Distributed Uplink Rate Splitting Multiple Access (DU-RSMA): Principles and Performance Analysis
Apostolos A. Tegos, Yue Xiao, Sotiris A. Tegos, George K. Karagiannidis, Panagiotis D. Diamantoulakis
TL;DR
This work introduces distributed uplink rate-splitting multiple access (DU-RSMA) for a two-RRH, two-user uplink with an error-free feedback link that allows RRHs to share decoded messages. By assigning each user’s messages to the best RRH via a proposed SINR-based selection rule and leveraging the RSMA decoding order $(x_{1a}, x_b, x_{2a})$, the authors derive closed-form ergodic-rate expressions for both users and the system, as well as outage probabilities for fixed-rate operation. A novel fill-factor metric FF_q quantifies the capacity-region squareness, and results show that DU-RSMA with feedback expands the ergodic rate region and improves proportional fairness compared with DU-NOMA and RSMA without feedback, with no OP floor observed for fixed rates. Numerical results validate the analytical expressions and demonstrate the significant impact of distances, path loss, and SNR on performance, supporting the practical potential of DU-RSMA in dense uplink scenarios. Overall, the paper provides theoretical and practical insights into how RRH cooperation via feedback can enhance uplink capacity regions and reliability in 6G-like networks.
Abstract
One of the main goals of the upcoming sixth-generation (6G) wireless networks is the ability to support higher network density, while ensuring a high quality of service for each user. In this paper, we introduce distributed uplink rate-splitting multiple access (DU-RSMA), define its basic principles, and provide insights into its advantages. Specifically, a system with two remote radio heads (RRHs) and two users is investigated. To improve the performance of the system, we consider that the RRHs can communicate through a feedback link, and thus they are able to decode the received messages either independently or with the assistance of the other RRH, since the decoded information can be shared through the feedback link. It should be noted that this scheme increases the achievable capacity region compared to the known multiple access schemes, which is also evaluated by a novel metric termed ``fill factor''. Both the case of adaptive transmission rates and the case of fixed transmission rates are investigated.
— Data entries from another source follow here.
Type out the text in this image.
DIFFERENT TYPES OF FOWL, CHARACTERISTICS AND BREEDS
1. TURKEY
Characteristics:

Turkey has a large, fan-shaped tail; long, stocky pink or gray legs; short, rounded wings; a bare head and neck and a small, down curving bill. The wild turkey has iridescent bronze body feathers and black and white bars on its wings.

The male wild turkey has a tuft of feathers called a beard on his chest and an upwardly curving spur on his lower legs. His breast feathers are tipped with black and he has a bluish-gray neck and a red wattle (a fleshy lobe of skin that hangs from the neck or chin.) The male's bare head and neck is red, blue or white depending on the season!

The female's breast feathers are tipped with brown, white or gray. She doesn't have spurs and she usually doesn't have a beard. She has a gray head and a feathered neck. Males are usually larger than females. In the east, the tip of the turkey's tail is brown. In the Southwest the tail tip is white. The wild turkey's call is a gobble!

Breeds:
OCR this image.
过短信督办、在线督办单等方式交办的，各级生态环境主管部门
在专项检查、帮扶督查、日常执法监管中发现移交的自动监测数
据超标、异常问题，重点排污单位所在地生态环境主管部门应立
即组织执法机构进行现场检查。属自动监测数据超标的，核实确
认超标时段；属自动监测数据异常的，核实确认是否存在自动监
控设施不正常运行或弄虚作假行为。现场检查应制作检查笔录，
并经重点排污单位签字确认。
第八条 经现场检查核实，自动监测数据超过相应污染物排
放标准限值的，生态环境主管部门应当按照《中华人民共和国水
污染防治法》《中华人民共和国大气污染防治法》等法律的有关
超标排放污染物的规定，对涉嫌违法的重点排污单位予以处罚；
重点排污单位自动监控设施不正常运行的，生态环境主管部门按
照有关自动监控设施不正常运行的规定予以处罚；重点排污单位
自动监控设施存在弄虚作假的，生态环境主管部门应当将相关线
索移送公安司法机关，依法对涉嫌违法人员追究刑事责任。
To this end, the ergodic rate is investigated to cover the former case, while the outage probability is studied for the latter. Closed-form expressions are derived for both metrics. Finally, the analytical expressions are validated by simulation results, which explicitly show the impact of each parameter on the performance of the system, and prove that the proposed scheme outperforms the corresponding benchmarks.